I have a data frame that is resembled by the example below:
Code:
DF <- data.frame(lapply(data.frame(Company = c("Company1", "Company2", "Company3", "Company4"),
Col1 = c("test 1", "", "", ""),
Col2 = c("", "test 2", "", "test 3"),
Col3 = c("", "", "", "test 4")), as.character), stringsAsFactors=FALSE)
and the data frame looks like this:
Company Col1 Col2 Col3
1 Company1 test 1
2 Company2 test 2
3 Company3
4 Company4 test 3 test 4
I would like to achieve the following output data frame:
Company Col
1 Company1 test 1
2 Company2 test 2
3 Company4 test 3
4 Company4 test 4
The output is basically assigning a single available element from columns Col1, Col2 and Col3 for a particular reference column (Company) in the row. If the row has two or more values (like in row number 3), then it should create duplicate rows and assign a single element to it in no particular order.
It is fine to also have a blank against Company 3 in the output (Col) as long as every Company is accounted.

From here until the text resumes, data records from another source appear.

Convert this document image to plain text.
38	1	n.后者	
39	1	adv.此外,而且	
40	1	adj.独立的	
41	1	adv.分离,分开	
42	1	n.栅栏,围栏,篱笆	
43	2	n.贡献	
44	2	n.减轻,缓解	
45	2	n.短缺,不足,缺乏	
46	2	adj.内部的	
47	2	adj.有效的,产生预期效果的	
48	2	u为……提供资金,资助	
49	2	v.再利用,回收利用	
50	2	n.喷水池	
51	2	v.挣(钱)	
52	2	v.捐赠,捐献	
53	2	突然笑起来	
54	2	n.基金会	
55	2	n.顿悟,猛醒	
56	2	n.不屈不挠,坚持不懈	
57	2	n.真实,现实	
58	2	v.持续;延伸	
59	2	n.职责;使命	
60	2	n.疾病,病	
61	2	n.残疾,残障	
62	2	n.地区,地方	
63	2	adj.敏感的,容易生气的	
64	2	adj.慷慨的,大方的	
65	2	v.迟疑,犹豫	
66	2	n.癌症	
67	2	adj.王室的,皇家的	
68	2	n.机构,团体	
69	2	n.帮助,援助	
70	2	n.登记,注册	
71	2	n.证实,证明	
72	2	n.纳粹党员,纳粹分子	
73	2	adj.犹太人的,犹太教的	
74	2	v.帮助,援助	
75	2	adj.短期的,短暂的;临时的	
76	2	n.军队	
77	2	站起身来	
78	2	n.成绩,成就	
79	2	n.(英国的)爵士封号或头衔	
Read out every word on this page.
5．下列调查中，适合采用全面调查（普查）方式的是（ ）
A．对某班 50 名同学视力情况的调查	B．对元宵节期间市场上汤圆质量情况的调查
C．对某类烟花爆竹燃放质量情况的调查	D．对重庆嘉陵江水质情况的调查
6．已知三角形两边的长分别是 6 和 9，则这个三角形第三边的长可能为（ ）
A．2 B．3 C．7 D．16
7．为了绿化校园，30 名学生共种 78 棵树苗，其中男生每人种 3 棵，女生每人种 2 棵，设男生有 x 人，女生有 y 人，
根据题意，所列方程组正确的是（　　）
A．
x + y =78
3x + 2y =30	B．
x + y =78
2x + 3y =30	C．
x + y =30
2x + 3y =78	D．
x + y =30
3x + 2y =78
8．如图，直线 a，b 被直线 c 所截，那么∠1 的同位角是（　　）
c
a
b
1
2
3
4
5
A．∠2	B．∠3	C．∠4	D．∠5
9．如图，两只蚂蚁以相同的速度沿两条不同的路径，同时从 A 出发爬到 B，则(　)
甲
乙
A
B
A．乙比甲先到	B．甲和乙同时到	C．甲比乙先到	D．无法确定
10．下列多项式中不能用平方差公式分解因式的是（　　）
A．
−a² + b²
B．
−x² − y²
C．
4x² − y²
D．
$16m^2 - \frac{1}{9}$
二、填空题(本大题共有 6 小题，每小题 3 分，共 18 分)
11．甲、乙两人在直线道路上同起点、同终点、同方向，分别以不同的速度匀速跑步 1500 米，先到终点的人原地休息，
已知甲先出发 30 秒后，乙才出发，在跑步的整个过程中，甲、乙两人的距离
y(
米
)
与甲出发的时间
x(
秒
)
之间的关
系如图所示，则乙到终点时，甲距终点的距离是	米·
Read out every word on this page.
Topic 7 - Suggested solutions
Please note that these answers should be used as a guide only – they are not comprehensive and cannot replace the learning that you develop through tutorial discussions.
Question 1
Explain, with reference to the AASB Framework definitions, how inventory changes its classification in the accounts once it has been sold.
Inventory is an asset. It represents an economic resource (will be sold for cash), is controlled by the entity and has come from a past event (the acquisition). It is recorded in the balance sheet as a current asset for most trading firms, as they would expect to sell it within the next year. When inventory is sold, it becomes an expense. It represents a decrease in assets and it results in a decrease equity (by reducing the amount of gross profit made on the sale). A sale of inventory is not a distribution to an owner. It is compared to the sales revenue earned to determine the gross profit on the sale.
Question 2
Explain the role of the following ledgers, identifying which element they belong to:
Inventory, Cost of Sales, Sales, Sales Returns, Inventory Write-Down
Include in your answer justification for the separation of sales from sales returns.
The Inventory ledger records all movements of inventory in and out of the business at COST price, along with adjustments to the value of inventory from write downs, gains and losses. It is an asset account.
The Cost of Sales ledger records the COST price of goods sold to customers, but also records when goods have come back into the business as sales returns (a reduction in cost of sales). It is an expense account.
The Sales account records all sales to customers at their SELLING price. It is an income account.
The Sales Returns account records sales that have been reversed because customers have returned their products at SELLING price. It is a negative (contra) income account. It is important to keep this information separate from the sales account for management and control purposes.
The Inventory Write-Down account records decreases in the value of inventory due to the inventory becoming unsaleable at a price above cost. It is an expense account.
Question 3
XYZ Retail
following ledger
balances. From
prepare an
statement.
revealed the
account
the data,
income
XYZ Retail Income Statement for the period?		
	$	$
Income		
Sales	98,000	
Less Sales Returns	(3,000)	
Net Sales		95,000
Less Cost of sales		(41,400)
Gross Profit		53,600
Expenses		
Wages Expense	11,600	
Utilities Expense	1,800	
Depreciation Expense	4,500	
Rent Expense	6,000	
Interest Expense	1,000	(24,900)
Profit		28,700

Any help would be greatly appreciated since I have had no luck with keywords for coming up with code to do the above. The closest code has been stackoverflow question but it doesn't address the task of duplicating a reference column (which is "Company" in my case).
Here is a tidyverse
approach. Reshape your data from wide to long format and filter for cases were column 'Col' is not ""
.
library(tidyverse)
DF %>%
gather('value', 'Col', -Company) %>%
filter(Col != "") %>%
select(-value)
# Company Col
#1 Company1 test 1
#2 Company2 test 2
#3 Company4 test 3
#4 Company4 test 4